War die Akkreditivforderung ungeachtet etwaiger Gegenrechte des Käufers aus dem Grundverhältnis bei Fälligkeit zu bezahlen, so ist die zu diesem Zeitpunkt als vollzogen anzusehende Verrechnung auch nicht deshalb unwirksam und deshalb nicht als im Auftrag erbrachte Leistung der Klägerin für die Beklagte anzuerkennen, weil der Käufer die Forderung des Begünstigten gegen die Beklagte, als deren Zahlstelle die Klägerin tätig geworden ist, aufgrund des Arrestes gepfändet hat. Zwar konnte, wenn, wie im vorliegenden Fall, davon auszugehen ist, daß die Bank nicht das Akkreditiv als solches bezahlt, sondern dem Einreicher lediglich einen Kredit auf die noch nicht fällige Akkreditivforderung in Form eines Vorschusses gewährt hat, die Akkreditivforderung von der Arrestpfändung noch erfaßt werden, weil sie durch die Vorschußzahlung nicht zum Erlöschen gebracht wurde, sondern noch bis zur Verrechnung fortbestand. Die Wirkungen der Arrestpfändung bestimmen sich jedoch nach §§ 930, 829 ZPO. Für sie bestimmt § 392 BGB, daß die Aufrechnung - und entsprechendes muß für eine vorher getroffene Verrechnungsabrede gelten - ungeachtet der durch die Arrestpfändung eingetretenen Beschlagnahme zulässig bleibt, wenn die zur Aufrechnung benutzte Forderung im Zeitpunkt der Beschlagnahme bereits dem Grunde nach bestand und nicht später als die Hauptforderung fällig wird. Diese Voraussetzungen sind im vorliegenden Fall gegeben. Der Anspruch gegen den Begünstigten auf Rückzahlung des Vorschusses ist schon im Moment der vorzeitigen Zahlung der Beklagten entstanden und wird im selben Zeitpunkt wie die Akkreditivforderung fällig.
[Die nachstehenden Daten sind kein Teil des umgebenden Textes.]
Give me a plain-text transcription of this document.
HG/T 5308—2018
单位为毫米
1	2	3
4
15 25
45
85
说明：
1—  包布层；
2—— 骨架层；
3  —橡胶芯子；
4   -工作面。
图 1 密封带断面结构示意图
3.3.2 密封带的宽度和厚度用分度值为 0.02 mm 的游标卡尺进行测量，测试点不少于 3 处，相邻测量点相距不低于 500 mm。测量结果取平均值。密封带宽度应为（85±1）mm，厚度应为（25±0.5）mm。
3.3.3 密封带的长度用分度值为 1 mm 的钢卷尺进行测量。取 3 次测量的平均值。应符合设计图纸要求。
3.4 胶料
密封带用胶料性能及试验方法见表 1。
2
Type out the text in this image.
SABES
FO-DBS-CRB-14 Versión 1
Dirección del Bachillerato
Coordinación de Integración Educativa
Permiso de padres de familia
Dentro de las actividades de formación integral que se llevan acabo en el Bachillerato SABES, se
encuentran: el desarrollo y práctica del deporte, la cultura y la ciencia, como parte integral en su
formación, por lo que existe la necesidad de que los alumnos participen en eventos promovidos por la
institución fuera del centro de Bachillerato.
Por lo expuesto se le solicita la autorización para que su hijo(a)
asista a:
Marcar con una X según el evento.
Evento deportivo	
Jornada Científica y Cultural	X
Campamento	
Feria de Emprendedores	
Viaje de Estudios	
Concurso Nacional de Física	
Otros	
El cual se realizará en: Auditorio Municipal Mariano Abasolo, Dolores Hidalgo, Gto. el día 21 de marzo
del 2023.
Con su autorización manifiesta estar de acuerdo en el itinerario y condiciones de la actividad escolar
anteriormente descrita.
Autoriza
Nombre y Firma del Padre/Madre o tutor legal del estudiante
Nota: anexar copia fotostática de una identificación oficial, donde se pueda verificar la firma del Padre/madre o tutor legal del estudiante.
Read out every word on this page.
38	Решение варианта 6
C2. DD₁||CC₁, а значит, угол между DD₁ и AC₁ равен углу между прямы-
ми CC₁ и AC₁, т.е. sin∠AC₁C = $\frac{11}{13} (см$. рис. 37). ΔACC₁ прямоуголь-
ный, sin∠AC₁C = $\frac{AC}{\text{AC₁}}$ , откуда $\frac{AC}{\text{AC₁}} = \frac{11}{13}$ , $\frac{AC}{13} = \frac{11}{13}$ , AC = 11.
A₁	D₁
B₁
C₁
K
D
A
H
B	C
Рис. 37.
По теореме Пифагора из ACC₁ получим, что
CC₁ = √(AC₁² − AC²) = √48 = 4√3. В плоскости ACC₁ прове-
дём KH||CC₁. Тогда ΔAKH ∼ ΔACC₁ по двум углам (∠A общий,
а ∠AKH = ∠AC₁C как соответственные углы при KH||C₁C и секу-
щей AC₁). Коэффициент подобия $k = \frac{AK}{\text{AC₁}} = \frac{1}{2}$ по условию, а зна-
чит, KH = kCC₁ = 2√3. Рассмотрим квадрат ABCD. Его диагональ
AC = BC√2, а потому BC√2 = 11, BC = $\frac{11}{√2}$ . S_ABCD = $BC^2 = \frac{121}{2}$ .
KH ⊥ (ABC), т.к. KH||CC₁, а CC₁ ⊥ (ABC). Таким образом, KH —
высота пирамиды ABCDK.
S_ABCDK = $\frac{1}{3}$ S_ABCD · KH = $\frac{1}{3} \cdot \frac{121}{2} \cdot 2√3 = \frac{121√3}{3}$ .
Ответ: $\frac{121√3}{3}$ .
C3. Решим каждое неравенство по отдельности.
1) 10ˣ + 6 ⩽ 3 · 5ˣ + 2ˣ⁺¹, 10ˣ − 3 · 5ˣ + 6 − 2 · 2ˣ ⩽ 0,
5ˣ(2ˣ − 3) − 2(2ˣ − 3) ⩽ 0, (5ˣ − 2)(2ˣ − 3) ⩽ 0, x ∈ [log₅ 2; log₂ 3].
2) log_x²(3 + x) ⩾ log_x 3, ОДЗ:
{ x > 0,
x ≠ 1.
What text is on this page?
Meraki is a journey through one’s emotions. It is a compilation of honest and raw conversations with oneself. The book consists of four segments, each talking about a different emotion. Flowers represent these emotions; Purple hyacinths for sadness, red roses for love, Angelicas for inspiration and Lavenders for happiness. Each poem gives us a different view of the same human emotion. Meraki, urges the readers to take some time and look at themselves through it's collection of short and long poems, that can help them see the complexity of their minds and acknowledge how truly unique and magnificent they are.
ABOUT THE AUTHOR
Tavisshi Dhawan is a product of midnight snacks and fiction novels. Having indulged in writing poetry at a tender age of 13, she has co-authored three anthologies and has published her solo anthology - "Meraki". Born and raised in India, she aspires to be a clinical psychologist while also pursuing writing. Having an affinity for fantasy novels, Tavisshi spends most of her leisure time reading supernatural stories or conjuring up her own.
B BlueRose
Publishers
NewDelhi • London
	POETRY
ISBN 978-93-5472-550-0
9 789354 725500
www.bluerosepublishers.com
Die damit für die zahlende Bank gegebene Möglichkeit, sich durch Verrechnung des Vorschusses auf den Akkreditivanspruch Befriedigung für den geleisteten Vorschuß zu verschaffen und zugleich eine Erstattungsforderung gegen ihren Auftraggeber zu erwerben, bedeutet für diesen keine ungerechtfertigte Verschlechterung seiner Rechtslage, weil diejenigen Fälle, in denen die Geltendmachung von Gegenrechten aus dem Grundgeschäft gegen die Akkreditivforderung unzulässig ist, sich im wesentlichen mit denjenigen decken, in denen der diese Gegenforderungen sichernde Arrest nicht hätte erlassen werden dürfen. Im vorliegenden Falle gilt im Ergebnis nichts anderes, da die Beklagte sich bei dem Käufer, ihrem Auftraggeber, schadlos halten könnte.

14

Infolge seiner abweichenden Rechtsansicht hat sich das Berufungsgericht weder mit der von der Klägerin behaupteten Aufnahme der Dokumente durch die Beklagte noch mit der Frage auseinandergesetzt, ob der Beklagten dadurch, daß die Klägerin ihre Weisung unbeachtet gelassen hat, die Auszahlung des Akkreditivbetrages im Hinblick auf die mit Mängeln der gelieferten Waren begründete Arrestpfändung zu unterlassen, gegenüber der Akkreditivforderung wirksame Einwendungen aus dem Grundgeschäft verloren gegangen sind. Da sein Urteil infolgedessen zu beiden Punkten keine tatsächlichen Feststellungen enthält, die dem Senat eine eigene Beurteilung ermöglichen, ist die Sache unter Aufhebung des angefochtenen Urteils an das Berufungsgericht zurückzuverweisen.